Despite the statue’s historical liberal construction, courts did not automatically uphold a stay. For example in State ex rel. Goehler v. LaDreire, 354 Mo. 515, 189 S.W.2d 986 (Mo.1945), the court found that the trial court did not abuse its discretion in denying a continuance because the interests of the parties involved were well protected. Other courts have mentioned the limited life expectancies of plaintiffs and the fact that, in reality, it is often one’s insurance company that is the defendant in an automobile accident case, thereby allowing the case to proceed despite a defendant’s absence while in the military. Tabor v. Miller, 269 F.Supp. 647 (E.D.Pa.1967).
How this will play out given the revised language of the recent statue is left to be tested by the courts today. Illinois generally holds that a litigant has no absolute right to a continuance, but that the decision lies within the sound discretion of the trial court. Sinram v. Nolan, 227 Ill.App.3d 241, 591 N.E.2d 128 (4th Dist. 1992).
Certainly, those serving in the armed forces must be assured that their rights are bing protected at home.

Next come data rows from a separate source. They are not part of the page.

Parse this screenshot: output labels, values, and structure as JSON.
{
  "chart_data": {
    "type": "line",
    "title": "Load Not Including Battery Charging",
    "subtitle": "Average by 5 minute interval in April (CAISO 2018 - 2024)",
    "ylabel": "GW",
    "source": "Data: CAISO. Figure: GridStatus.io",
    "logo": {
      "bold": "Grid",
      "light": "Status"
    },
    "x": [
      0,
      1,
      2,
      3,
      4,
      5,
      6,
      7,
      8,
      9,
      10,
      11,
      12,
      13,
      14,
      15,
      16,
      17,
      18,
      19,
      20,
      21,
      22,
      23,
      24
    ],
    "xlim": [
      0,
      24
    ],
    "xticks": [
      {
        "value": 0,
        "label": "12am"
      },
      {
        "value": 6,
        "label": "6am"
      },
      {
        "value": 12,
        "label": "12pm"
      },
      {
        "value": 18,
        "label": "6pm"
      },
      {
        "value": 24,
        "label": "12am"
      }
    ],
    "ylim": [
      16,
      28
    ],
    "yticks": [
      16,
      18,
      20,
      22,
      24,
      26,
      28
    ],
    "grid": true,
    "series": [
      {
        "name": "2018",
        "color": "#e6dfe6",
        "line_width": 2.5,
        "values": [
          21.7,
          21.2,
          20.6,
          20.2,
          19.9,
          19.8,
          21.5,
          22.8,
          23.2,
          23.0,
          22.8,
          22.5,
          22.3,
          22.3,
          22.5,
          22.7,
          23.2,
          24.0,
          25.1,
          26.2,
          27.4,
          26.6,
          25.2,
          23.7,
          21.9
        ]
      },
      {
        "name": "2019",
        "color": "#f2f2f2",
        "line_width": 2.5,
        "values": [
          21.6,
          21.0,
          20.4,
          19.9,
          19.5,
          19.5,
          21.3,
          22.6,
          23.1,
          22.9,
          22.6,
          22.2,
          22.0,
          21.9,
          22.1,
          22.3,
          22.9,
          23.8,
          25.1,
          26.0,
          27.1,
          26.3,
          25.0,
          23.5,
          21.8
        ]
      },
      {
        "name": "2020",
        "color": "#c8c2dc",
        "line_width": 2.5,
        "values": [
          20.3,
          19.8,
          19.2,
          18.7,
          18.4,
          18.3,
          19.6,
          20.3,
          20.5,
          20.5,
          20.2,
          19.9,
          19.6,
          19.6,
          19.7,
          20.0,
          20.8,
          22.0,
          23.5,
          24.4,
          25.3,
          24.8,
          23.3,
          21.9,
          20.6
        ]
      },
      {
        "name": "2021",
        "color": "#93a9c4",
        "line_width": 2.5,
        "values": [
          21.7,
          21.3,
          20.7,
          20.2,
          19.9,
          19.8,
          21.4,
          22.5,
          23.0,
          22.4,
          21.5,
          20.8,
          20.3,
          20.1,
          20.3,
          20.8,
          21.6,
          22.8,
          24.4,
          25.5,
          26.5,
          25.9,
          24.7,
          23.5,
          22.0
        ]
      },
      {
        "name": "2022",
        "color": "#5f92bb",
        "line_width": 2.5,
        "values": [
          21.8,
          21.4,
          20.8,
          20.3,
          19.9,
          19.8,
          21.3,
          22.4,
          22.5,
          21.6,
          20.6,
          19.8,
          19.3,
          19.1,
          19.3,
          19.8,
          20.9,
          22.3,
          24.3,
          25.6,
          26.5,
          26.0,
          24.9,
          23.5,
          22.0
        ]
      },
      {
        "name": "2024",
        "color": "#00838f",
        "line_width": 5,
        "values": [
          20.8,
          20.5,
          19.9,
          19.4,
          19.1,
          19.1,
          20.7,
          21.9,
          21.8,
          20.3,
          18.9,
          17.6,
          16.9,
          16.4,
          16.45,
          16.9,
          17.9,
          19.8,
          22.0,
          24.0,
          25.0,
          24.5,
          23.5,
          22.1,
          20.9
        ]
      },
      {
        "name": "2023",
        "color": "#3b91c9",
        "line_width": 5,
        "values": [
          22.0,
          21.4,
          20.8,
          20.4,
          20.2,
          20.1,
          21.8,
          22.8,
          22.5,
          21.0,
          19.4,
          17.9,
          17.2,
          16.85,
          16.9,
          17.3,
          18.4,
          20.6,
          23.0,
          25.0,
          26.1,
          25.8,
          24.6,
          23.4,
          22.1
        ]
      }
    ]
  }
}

But in examining actions against them on a case-by-case basis, particularly when represented by competent counsel, certainly some proceedings may occur while the defendant is serving. The section of law should not be invoked to delay or defeat an orderly and expeditious trial of valid suits. Cox v. Yates, 96 Ga.App. 466, 468, 100 S.E.2d 649, 652 (3d Dist.1944). This is especially true in a liability case where the real part in interest is a property casualty company, and no personal funds are sought from those defending our country and liberty.
Judges need to be made ware when the law can work an injustice on the innocent. Court need to be cognizant of expeditiously moving discovery forward when the matter can proceed without prejudicing the rights of those who probably would like to see the matter concluded, rather than have it hanging over their heads while they have life-and-death concerns overseas.